Final answer:
To adjust Fortune Corporation's year 2 net income for changes in current operating assets and liabilities, increases in assets are subtracted and decreases are added, whereas for liabilities, increases are added and decreases are subtracted, resulting in a net cash flow from operating activities of $67,300.
Step-by-step explanation:
The question involves adjusting the year 2 net income for changes in current operating assets and liabilities to arrive at net cash flows from operating activities using the indirect method. To do this, we start with the net income and adjust for changes in accounts receivable, inventory, accounts payable, and dividends payable. Changes in assets are accounted for inversely, while changes in liabilities are taken at face value in relation to the net cash flow.
Net income for year 2: $65,000
Increase in accounts receivable: Year 2 ($7,500) - Year 1 ($5,200) = $2,300 increase, so subtract this from net income.
Decrease in inventory: Year 1 ($16,000) - Year 2 ($11,500) = $4,500 decrease, so add this to net income.

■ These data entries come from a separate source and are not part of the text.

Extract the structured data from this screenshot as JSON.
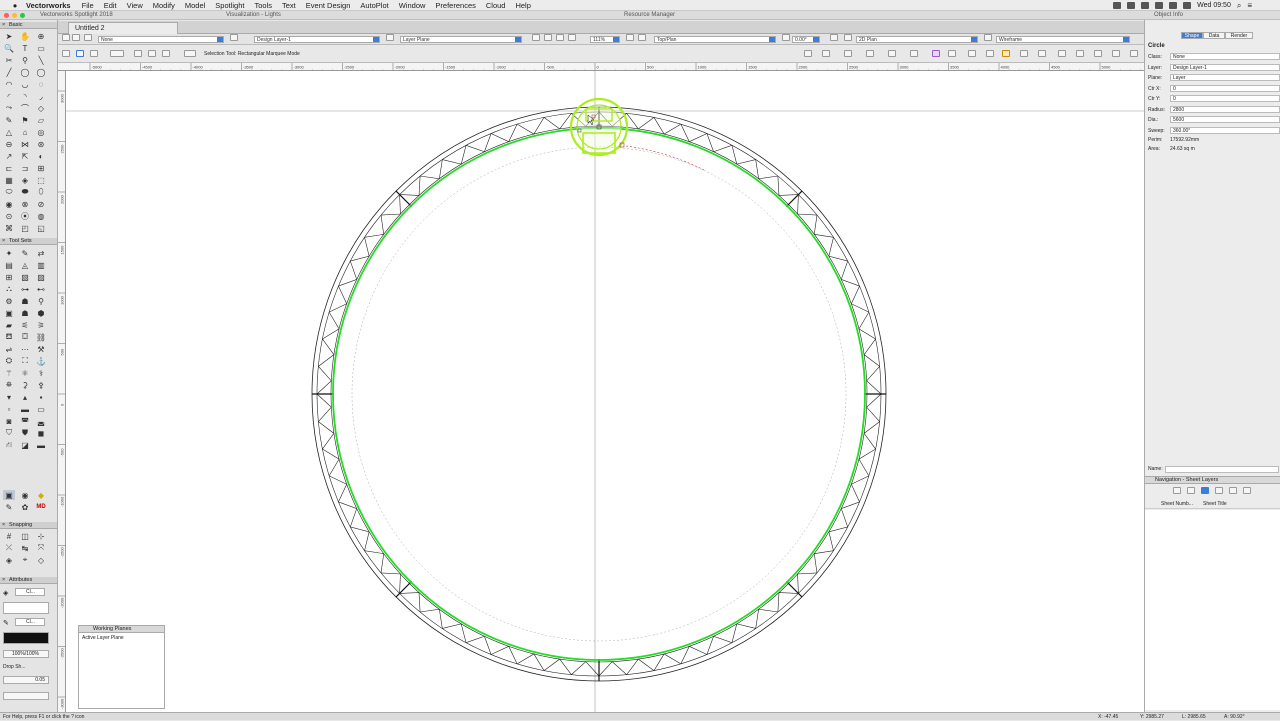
{
  "menubar": {
    "app": "Vectorworks",
    "items": [
      "File",
      "Edit",
      "View",
      "Modify",
      "Model",
      "Spotlight",
      "Tools",
      "Text",
      "Event Design",
      "AutoPlot",
      "Window",
      "Preferences",
      "Cloud",
      "Help"
    ],
    "clock": "Wed 09:50"
  },
  "titles": {
    "main": "Vectorworks Spotlight 2018",
    "viz": "Visualization - Lights",
    "resource": "Resource Manager",
    "object_info": "Object Info"
  },
  "tab": {
    "label": "Untitled 2"
  },
  "viewbar": {
    "class": "None",
    "layer": "Design Layer-1",
    "plane": "Layer Plane",
    "zoom": "111%",
    "view": "Top/Plan",
    "angle": "0.00°",
    "render_view": "2D Plan",
    "render_mode": "Wireframe"
  },
  "modebar": {
    "message": "Selection Tool: Rectangular Marquee Mode"
  },
  "hruler": [
    "-5000",
    "-4500",
    "-4000",
    "-3500",
    "-3000",
    "-2500",
    "-2000",
    "-1500",
    "-1000",
    "-500",
    "0",
    "500",
    "1000",
    "1500",
    "2000",
    "2500",
    "3000",
    "3500",
    "4000",
    "4500",
    "5000"
  ],
  "vruler": [
    "3000",
    "2500",
    "2000",
    "1500",
    "1000",
    "500",
    "0",
    "-500",
    "-1000",
    "-1500",
    "-2000",
    "-2500",
    "-3000"
  ],
  "palettes": {
    "basic": "Basic",
    "toolsets": "Tool Sets",
    "snapping": "Snapping",
    "attributes": "Attributes",
    "opacity": "100%/100%",
    "drop_shadow": "Drop Sh...",
    "line_weight": "0.05",
    "md_label": "MD"
  },
  "object_info": {
    "tabs": [
      "Shape",
      "Data",
      "Render"
    ],
    "type": "Circle",
    "rows": [
      {
        "label": "Class:",
        "value": "None"
      },
      {
        "label": "Layer:",
        "value": "Design Layer-1"
      },
      {
        "label": "Plane:",
        "value": "Layer"
      },
      {
        "label": "Ctr X:",
        "value": "0"
      },
      {
        "label": "Ctr Y:",
        "value": "0"
      },
      {
        "label": "Radius:",
        "value": "2800"
      },
      {
        "label": "Dia.:",
        "value": "5600"
      },
      {
        "label": "Sweep:",
        "value": "360.00°"
      }
    ],
    "perim_label": "Perim:",
    "perim": "17592.92mm",
    "area_label": "Area:",
    "area": "24.63 sq m",
    "name_label": "Name:"
  },
  "navigation": {
    "title": "Navigation - Sheet Layers",
    "col1": "Sheet Numb...",
    "col2": "Sheet Title"
  },
  "working_planes": {
    "title": "Working Planes",
    "item": "Active Layer Plane"
  },
  "status": {
    "help": "For Help, press F1 or click the ? icon",
    "x": "X: -47.45",
    "y": "Y: 2985.27",
    "l": "L: 2985.65",
    "a": "A: 90.92°"
  },
  "colors": {
    "accent": "#3b7ddb",
    "truss_green": "#22dd22",
    "select_green": "#aaee22"
  }
}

Decrease in accounts payable: Year 1 ($5,200) - Year 2 ($4,300) = $900 decrease, so subtract this from net income.
Increase in dividends payable: Year 2 ($4,000) - Year 1 ($3,000) = $1,000 increase, so add this to net income.
Adjusting net income for changes in current operating assets and liabilities:
$65,000 - $2,300 + $4,500 - $900 + $1,000 = $67,300 net cash flow from operating activities.